Traditional Chinese Medicine (TCM) - The current name for an ancient system of health care from China. Traditional Chinese medicine (TCM) is based on a concept of balanced qi (pronounced "chi"), or vital energy, that is believed to flow throughout the body. Qi is proposed to regulate a person's spiritual, emotional, mental, and physical balance and to be influenced by the opposing forces of yin (negative energy) and yang (positive energy). Disease is proposed to result from the flow of qi being disrupted and yin and yang becoming imbalanced. Among the components of TCM are herbal and nutritional therapy, restorative physical exercises, meditation, acupuncture, and remedial massage.

 

Ayurveda - The traditional Hindu system of health and medicine, based on maintaining balance among the five elements earth, air, fire, water, and ether.  The word Ayurveda is derived from the Sanskrit words “ayur,” meaning life, and "veda,” meaning knowledge.

 

Homeostasis - the tendency of biological systems to maintain relatively constant conditions in the internal environment while continuously interacting with and adjusting to changes originating within or outside the system.

 

Function Nutrition: 

 

B- vitamins (Folate, B-12, etc.) - a group of water-soluble vitamins that have varied metabolic functions and include coenzymes and growth factors. These essential nutrients allow us to convert our food into fuel, keeping us energized throughout the day.

 

B-12 - Vitamin B12 is needed for manufacture of red blood cells (along with folate aka B-9). B12 helps the body's use of iron and is also required for proper digestion, the absorption of foods, the synthesis of protein and the metabolism of carbohydrates and fats.

 

Folate - Folate has literally hundreds of function in the human body. It helps the body use Iron, Amino Acids, and Vitamin B-12, thus impacting energy on many levels.

 

Magnesium - Magnesium is needed for the production of ATP, which is the main energy-producing molecule in the body. When magnesium is deficient our cells produce less energy resulting in fatigue. It has been found that nearly all people with chronic fatigue syndrome are magnesium deficient and magnesium is the most common mineral deficiency in all people. 

 

Zinc - Supports the regulation of key energizing neurotransmitter, dopamine, that supports cognitive function and gives you your drive. It is also key in the metabolization of melatonin, which impacts our quality of sleep.  It's also essential for male and female reproductive health and fertility.  It also impacts strength and athletic performance by regulating the flow testosterone and inulin-like growth growth factor-1 (IGF-1). 

 

Selenium - Support thyroid health and supports hormonal balance impacting energy on many levels.

 

Iron - Iron is an essential mineral needed for the manufacture of haemoglobin, the part of red blood cells that carries oxygen and is needed for energy production. When iron levels are low, red blood cells can't carry enough oxygen to the body's tissues, causing fatigue

Iodine - a critical nutrient important for energy levels and metabolism. It is necessary for the proper functioning of your thyroid and every cell in your body.

 

Omega 3's (Fish Oils and Algae) - Essential fatty acids that support a healthy inflammation response, combat depression and promote healthy mood and cognitive function.  Omega 3's also support adrenal function and provide hormone support.

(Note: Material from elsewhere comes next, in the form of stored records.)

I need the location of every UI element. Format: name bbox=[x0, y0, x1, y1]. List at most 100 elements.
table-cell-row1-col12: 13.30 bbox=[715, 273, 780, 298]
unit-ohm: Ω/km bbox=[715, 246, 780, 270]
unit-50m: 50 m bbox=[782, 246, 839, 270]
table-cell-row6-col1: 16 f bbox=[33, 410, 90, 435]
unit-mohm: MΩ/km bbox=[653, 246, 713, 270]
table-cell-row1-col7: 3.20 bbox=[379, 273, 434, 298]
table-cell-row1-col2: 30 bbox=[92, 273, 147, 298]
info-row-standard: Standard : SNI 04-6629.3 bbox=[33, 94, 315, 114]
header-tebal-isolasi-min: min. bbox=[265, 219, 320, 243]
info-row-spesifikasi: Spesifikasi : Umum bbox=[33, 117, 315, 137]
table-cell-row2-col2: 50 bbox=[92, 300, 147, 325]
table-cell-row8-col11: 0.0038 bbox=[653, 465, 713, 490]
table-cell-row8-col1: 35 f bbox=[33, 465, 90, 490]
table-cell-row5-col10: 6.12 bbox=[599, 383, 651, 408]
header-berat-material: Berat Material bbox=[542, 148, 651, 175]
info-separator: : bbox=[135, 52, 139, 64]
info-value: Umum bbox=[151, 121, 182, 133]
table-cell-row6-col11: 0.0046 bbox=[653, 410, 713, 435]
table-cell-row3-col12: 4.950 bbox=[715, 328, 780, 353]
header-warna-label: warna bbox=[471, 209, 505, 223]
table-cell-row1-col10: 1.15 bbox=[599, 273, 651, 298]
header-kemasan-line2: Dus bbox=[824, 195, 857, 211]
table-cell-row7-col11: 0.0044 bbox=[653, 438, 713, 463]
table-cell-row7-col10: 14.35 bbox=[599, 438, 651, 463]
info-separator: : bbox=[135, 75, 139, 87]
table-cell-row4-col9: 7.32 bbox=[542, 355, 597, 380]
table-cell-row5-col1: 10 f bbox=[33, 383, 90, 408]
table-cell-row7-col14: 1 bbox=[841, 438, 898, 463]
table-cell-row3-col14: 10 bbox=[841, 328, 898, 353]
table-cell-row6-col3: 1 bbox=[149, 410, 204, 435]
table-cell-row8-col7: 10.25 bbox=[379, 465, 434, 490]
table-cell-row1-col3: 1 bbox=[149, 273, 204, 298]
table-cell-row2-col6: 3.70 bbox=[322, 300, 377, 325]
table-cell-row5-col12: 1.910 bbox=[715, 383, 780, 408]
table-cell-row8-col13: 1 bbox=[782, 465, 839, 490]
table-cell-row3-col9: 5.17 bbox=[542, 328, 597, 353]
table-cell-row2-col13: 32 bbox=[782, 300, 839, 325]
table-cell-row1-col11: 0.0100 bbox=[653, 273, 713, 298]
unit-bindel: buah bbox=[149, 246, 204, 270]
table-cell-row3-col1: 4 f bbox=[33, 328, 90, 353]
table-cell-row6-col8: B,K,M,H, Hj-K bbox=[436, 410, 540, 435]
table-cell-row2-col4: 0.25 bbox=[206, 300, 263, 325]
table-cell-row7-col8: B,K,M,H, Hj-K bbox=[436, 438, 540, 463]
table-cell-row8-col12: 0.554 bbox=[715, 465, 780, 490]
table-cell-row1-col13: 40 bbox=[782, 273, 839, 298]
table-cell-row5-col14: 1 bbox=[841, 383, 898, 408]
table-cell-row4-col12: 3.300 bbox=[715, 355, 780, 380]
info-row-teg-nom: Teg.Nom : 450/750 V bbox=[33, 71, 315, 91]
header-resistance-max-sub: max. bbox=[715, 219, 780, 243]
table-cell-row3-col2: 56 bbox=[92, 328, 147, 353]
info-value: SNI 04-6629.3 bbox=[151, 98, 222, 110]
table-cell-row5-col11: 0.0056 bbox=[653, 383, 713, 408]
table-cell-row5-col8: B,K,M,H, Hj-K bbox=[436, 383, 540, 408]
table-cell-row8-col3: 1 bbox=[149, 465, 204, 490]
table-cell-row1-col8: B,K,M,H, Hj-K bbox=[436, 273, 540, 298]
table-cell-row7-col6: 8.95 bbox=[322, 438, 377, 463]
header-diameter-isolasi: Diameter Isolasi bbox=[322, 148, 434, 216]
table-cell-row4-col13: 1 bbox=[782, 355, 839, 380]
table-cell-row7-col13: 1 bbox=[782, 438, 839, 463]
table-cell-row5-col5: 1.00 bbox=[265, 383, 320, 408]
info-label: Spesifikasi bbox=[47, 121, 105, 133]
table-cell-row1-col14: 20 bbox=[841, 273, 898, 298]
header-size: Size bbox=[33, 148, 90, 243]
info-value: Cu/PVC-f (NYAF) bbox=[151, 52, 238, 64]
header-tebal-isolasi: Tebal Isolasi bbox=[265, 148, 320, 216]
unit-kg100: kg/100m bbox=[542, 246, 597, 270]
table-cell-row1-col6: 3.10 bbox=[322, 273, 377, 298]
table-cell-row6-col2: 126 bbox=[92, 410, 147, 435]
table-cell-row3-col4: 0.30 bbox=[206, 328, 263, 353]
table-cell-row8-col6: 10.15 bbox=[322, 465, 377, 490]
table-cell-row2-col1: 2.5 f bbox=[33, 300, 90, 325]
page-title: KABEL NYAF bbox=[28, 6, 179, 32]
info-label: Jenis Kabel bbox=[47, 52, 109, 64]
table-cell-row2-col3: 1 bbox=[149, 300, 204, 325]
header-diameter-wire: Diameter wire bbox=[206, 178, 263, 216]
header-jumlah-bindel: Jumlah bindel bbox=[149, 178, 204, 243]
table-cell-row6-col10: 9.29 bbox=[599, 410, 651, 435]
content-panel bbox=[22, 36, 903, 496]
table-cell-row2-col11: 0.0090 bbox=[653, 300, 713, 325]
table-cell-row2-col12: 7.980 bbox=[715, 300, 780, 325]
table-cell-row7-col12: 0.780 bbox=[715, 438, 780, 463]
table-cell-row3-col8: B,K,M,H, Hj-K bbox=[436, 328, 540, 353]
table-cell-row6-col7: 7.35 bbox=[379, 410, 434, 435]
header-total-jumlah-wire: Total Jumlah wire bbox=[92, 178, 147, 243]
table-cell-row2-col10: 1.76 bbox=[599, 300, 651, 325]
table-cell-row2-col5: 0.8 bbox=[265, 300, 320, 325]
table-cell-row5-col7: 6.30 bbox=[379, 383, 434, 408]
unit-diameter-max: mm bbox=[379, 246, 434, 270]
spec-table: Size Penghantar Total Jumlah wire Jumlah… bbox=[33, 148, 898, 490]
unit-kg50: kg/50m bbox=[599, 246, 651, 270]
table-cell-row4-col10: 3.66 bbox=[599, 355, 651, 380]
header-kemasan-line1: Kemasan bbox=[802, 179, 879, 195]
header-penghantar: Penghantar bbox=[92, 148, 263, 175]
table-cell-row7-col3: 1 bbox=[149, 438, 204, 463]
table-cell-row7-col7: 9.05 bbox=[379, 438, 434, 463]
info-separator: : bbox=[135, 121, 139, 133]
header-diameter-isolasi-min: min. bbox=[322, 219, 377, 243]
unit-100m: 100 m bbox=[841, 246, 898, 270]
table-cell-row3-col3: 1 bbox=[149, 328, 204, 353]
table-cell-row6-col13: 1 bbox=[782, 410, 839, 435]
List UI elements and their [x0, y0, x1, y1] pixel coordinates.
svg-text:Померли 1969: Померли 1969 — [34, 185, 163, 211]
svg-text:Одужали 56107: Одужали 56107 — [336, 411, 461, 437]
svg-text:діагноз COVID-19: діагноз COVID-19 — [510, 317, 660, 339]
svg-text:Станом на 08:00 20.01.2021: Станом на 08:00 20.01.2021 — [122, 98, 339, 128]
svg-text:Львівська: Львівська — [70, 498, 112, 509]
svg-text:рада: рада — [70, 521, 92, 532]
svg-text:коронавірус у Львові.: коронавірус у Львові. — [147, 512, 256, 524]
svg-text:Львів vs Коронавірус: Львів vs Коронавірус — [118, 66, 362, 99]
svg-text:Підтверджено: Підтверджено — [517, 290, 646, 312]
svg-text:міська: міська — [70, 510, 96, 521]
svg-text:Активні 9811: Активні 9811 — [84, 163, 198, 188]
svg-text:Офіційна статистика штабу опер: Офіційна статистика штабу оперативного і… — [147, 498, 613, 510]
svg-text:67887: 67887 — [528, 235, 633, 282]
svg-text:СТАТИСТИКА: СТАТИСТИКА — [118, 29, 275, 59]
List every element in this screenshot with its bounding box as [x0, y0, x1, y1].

Lifestyle: Sleep, Diet, and Exercise all impact how we feel and how much energy we have.  It's important to not overlook the obvious. 

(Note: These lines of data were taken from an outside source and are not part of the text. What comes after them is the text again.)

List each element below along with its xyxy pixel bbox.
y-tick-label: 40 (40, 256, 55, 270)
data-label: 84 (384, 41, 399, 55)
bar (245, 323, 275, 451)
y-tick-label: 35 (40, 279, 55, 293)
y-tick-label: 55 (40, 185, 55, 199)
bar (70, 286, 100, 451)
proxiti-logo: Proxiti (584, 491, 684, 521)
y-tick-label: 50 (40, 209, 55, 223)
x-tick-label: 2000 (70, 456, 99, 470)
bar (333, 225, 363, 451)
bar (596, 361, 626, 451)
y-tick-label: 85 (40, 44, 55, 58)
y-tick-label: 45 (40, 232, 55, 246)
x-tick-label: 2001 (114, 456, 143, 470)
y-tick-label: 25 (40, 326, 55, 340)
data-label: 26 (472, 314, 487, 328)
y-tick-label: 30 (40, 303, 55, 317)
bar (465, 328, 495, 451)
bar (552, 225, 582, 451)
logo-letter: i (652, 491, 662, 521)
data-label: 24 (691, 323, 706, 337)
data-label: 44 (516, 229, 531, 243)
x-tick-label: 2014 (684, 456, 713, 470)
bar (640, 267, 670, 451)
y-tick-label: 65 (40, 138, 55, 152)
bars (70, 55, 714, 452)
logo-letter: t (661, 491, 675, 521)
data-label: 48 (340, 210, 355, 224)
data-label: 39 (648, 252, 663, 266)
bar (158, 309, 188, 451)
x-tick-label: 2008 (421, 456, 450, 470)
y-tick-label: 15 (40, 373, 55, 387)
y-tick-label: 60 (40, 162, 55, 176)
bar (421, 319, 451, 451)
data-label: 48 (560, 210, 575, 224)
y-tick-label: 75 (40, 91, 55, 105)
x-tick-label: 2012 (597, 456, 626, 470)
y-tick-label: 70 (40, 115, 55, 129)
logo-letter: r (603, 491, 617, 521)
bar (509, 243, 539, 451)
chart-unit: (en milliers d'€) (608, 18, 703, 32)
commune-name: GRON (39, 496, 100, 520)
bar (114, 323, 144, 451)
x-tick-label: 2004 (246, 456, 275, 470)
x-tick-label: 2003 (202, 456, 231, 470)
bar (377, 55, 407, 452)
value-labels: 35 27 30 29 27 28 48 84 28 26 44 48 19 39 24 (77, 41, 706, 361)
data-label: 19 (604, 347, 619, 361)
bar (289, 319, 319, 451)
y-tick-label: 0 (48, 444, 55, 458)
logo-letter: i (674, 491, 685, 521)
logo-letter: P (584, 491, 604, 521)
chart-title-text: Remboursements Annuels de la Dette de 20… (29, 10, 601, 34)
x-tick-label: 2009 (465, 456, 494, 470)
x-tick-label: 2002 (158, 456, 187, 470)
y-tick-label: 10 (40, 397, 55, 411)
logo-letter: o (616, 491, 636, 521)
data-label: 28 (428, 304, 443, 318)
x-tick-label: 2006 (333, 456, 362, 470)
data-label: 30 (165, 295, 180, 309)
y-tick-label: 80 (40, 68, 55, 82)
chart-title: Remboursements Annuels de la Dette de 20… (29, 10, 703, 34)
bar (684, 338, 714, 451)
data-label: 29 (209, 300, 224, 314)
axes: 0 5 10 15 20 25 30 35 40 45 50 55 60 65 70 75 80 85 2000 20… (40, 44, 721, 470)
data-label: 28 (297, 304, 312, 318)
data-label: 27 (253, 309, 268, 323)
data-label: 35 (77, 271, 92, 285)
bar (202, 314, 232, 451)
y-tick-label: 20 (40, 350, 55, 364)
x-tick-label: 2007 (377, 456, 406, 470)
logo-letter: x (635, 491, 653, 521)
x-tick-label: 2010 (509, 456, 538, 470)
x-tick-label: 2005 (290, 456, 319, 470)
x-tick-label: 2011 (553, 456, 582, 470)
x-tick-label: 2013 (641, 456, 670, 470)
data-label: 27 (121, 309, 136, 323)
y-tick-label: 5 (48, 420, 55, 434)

Sleep hygiene -  simple habits that promote quality sleep.

  1. Prioritize sleep.  Get whatever it is your body requires (7-9 hrs. generally).

  2. Try to go to sleep around 10pm, when cortisol levels are at their lowest and melatonin levels are at their highest.

  3. Stop eating 2 hours before bedtime, and stop hydrating at least an hour before bedtime. 

  4. Create at dark environment to sleep in.  Avoid light before bedtime, including T.V., computers, and smart devices that emit light.  You can even dim the lights ahead of time when you're ready to unwind.

  5. Try not to hit that snooze button in the morning.  We don't want to interrupt our hormone and neurotransmitter cycles.

  6. Avoid the use stimulants, especially in the afternoon and evening.